Mart Stewart teaches courses in environmental and cultural history at Western Washington University, and is also an affiliate professor in Huxley College of the Environment. He is the author of “What Nature Suffers to Groe”: Life, Labor, and Landscape on the Georgia Coast, 1680-1920 (Georgia, 1996; 2003) and many essays and articles, and the co-editor of Water and Power: Environmental Governance and Strategies for Sustainability in the Lower Mekong Basin (Springer, 2019) and Environmental Change and Agricultural Sustainability in the Mekong Delta (Springer Scientific, 2011). He has been awarded several research fellowships at three humanities research centers including the National Humanities Center in North Carolina, and in 2009 he was appointed the Thomson Distinguished Visiting Chair in Environmental Studies at Davidson College for a semester. He has received research support from the National Endowment for the Humanities, the American Council of Learned Societies, the American Philosophical Society, the Dibner Library at the Museum of American History, the National Humanities Center, and the Fulbright Program. He has been traveling and working in Southeast Asia, especially Vietnam, for fifteen years. Along with three Fulbright appointments in Ho Chi Minh City and Hanoi, he has traveled to Vietnam a dozen times to organize workshops and conferences and teach American studies and environmental studies classes. He has also had two appointments in Vienna as a guest professor, and in spring 2013 taught a course in comparative environmental history there. He recently completed a term on the Board of Editors for Environmental History and is currently an editorial advisor to a series published by the University of Georgia Press, Environmental History of the American South.
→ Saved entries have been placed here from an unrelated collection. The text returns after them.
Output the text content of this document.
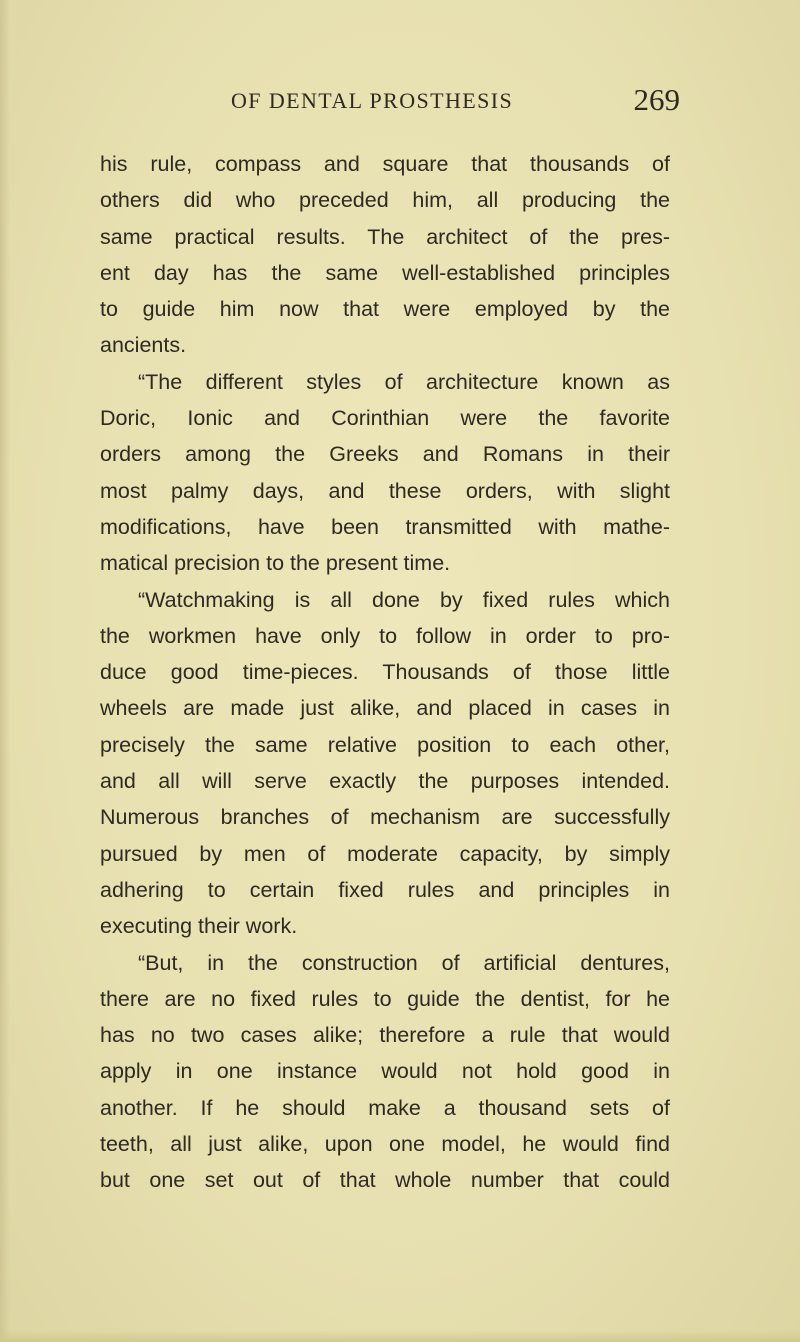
OF DENTAL PROSTHESIS	269
his rule, compass and square that thousands of
others did who preceded him, all producing the
same practical results. The architect of the pres-
ent day has the same well-established principles
to guide him now that were employed by the
ancients.
“The different styles of architecture known as
Doric, Ionic and Corinthian were the favorite
orders among the Greeks and Romans in their
most palmy days, and these orders, with slight
modifications, have been transmitted with mathe-
matical precision to the present time.
“Watchmaking is all done by fixed rules which
the workmen have only to follow in order to pro-
duce good time-pieces. Thousands of those little
wheels are made just alike, and placed in cases in
precisely the same relative position to each other,
and all will serve exactly the purposes intended.
Numerous branches of mechanism are successfully
pursued by men of moderate capacity, by simply
adhering to certain fixed rules and principles in
executing their work.
“But, in the construction of artificial dentures,
there are no fixed rules to guide the dentist, for he
has no two cases alike; therefore a rule that would
apply in one instance would not hold good in
another. If he should make a thousand sets of
teeth, all just alike, upon one model, he would find
but one set out of that whole number that could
Harriet Ritvo is the Arthur J. Conner Professor of History at the Massachusetts Institute of Technology. She teaches courses in British history, environmental history, the history of human-animal relations, and the history of natural history. She is the author of The Dawn of Green: Manchester, Thirlmere, and Modern Environmentalism (Chicago, 2009), The Platypus and the Mermaid, and Other Figments of the Classifying Imagination (Harvard, 1997), The Animal Estate: The English and Other Creatures in the Victorian Age (Harvard, 1987), and Noble Cows and Hybrid Zebras: Essays on Animals and History (Virginia, 2010). She is also the co-editor of Macropolitics of Nineteenth-Century Literature: Nationalism, Imperialism, Exoticism (Pennsylvania, 1991), and the editor of Charles Darwin’s The Variation of Animals and Plants under Domestication (Johns Hopkins, 1998). Her articles and reviews on British cultural history, environmental history, and the history of human-animal relations have appeared in a wide range of periodicals, including The London Review of Books, Science, Daedalus, The American Scholar, Technology Review, and The New York Review of Books, as well as scholarly journals in several fields.
She serves on the Board of Incorporators of Harvard Magazine; on the editorial boards of Victorian Studies, Victorian Literature and Culture, Agricultural History Review, and Animals and Society. She is a Fellow of the American Academy of Arts and Sciences, and past President of the American Society for Environmental History. Her research has been supported by fellowships from the Guggenheim Foundation, the National Endowment for the Humanities, the National Humanities Center, and the Stanford Humanities Center. She has received a Whiting Writers Award and a Graduate Society Award from the Radcliffe Institute for Advanced Study.